Estou-me a referir às declarações do PM aquando do lançamento da obra do IP3, que afirmou que a referida obra foi uma opção do governo, em detrimento das actualizações das carreiras e vencimentos. Eu percebo que se façam opções mas acho lamentável que o PM se esqueça de referir que a opção de melhorar o IP3 está incluída, no que ao orçamento diz respeito, nas obras públicas que, por sua vez, são geridas pelo respectivo ministério e já lá estava a verba necessária para fazer a dita cuja da obra. Ora, o ministério da Educação tem o seu próprio orçamento e as verbas necessárias para actualizações e vencimentos não podem sair do ministério das obras públicas ou de outro qualquer…

Para além deste pequeno pormenor, o PM ao proferir palavras tão acirradas numa altura de conflito aberto com os professores, revelou falta de sensibilidade para lidar com o problema que tem entre mãos. Sim, tem um problema com os professores! e atirar gasolina para a fogueira… convenhamos… Tenho a certeza que ontem não houve um único professor deste país que não tenha ficado indignado com as afirmações ligeiras do principal responsável do governo português.

Estas afirmações são enganadoras e manipuladoras de uma opinião pública que já se encontra completamente intoxicada contra os professores e que me deixa com o tal nervoso miudinho. Os professores, à semelhança de outras classes profissionais que servem o estado português, são trabalhadores honestos, dedicados e merecedores do respeito devido a todas as profissões. Por muito que me esforce, continuo sem conseguir perceber toda esta raiva de que os professores são alvo. É altamente desmotivante!

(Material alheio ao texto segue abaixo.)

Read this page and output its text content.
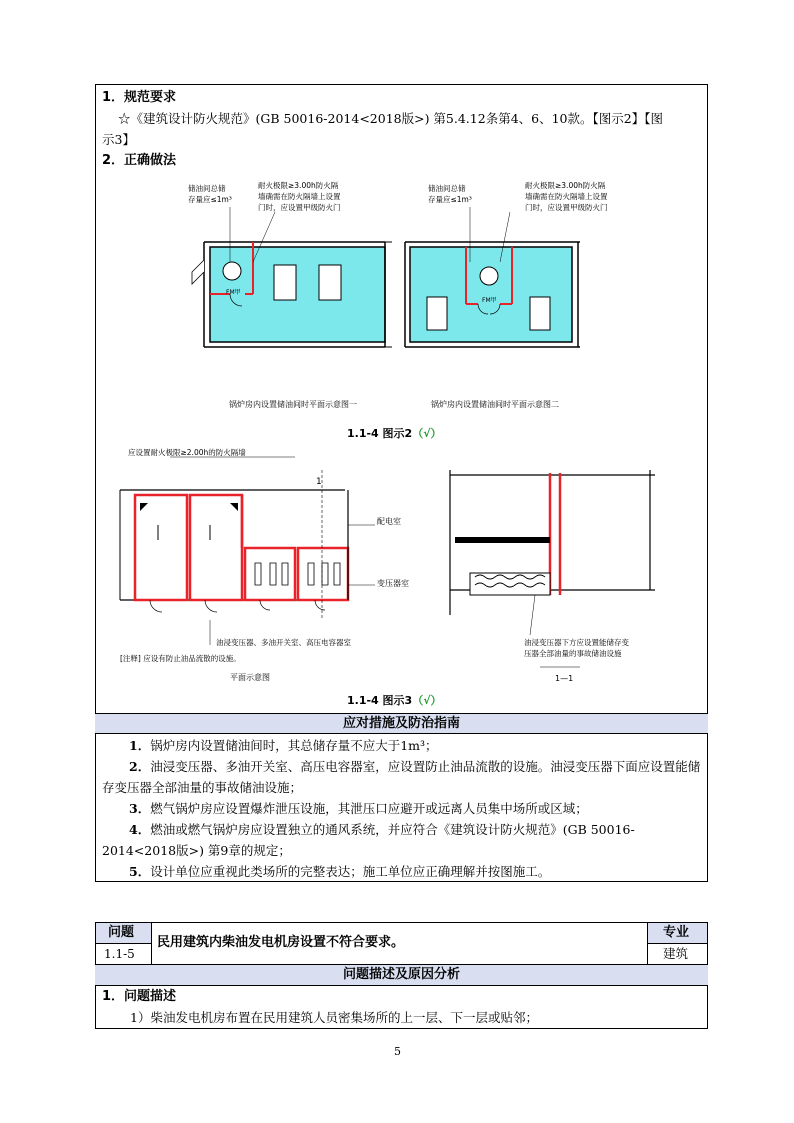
1．规范要求
☆《建筑设计防火规范》(GB 50016-2014<2018版>) 第5.4.12条第4、6、10款。【图示2】【图
示3】
2．正确做法
FM甲
FM甲
储油间总储
存量应≤1m³
耐火极限≥3.00h防火隔
墙确需在防火隔墙上设置
门时，应设置甲级防火门
储油间总储
存量应≤1m³
耐火极限≥3.00h防火隔
墙确需在防火隔墙上设置
门时，应设置甲级防火门
锅炉房内设置储油间时平面示意图一	锅炉房内设置储油间时平面示意图二
1.1-4 图示2（√）
应设置耐火极限≥2.00h的防火隔墙
1
配电室
变压器室
油浸变压器、多油开关室、高压电容器室
[注释] 应设有防止油品流散的设施。
平面示意图
油浸变压器下方应设置能储存变
压器全部油量的事故储油设施
1—1
1.1-4 图示3（√）
应对措施及防治指南
1．锅炉房内设置储油间时，其总储存量不应大于1m³；
2．油浸变压器、多油开关室、高压电容器室，应设置防止油品流散的设施。油浸变压器下面应设置能储存变压器全部油量的事故储油设施；
3．燃气锅炉房应设置爆炸泄压设施，其泄压口应避开或远离人员集中场所或区域；
4．燃油或燃气锅炉房应设置独立的通风系统，并应符合《建筑设计防火规范》(GB 50016-2014<2018版>) 第9章的规定；
5．设计单位应重视此类场所的完整表达；施工单位应正确理解并按图施工。
问题
1.1-5
民用建筑内柴油发电机房设置不符合要求。
专业
建筑
问题描述及原因分析
1．问题描述
1）柴油发电机房布置在民用建筑人员密集场所的上一层、下一层或贴邻；
5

Eu não me lembro do ano em que tive um aumento de remuneração, mas lembro-me que levei com uns cortes no ordenado e que me aplicaram umas taxas durante os anos da crise… Como também me lembro que congelaram as carreiras e as minhas perspectivas de vida andaram de cavalo para burro. Nada que preocupasse a sociedade portuguesa, muito pelo contrário, foram medidas amplamente aplaudidas… como se os professores fossem os culpados e os causadores do problema em que o país se encontrava. Como se os professores fossem os culpados do descalabro financeiro que os bancos portugueses criaram e que obrigaram a um desvio de verbas do estado para colmatar os buracos existentes. Essas verbas gigantescas que foram injectadas nos bancos deveriam ter sido destinadas a outros sectores da sociedade portuguesa. São os banqueiros e os reguladores do sector os verdadeiros responsáveis pelas dificuldades que o país atravessa e não os professores ou qualquer outra classe profissional que serve o estado português. Por acaso, mas só por acaso, alguém conhece algum banqueiro que tenha sido julgado e condenado pelas fraudes cometidas? Não, pois não? Tirando aquele velhinho, amigalhaço daquele personagem sinistro que se manteve na crista da onda durante trinta anos, não conheço mais nenhum e mesmo esse foi o único a levar com as culpas porque já estava com os pés para a cova e tanto fazia…

Não consigo perceber porquê…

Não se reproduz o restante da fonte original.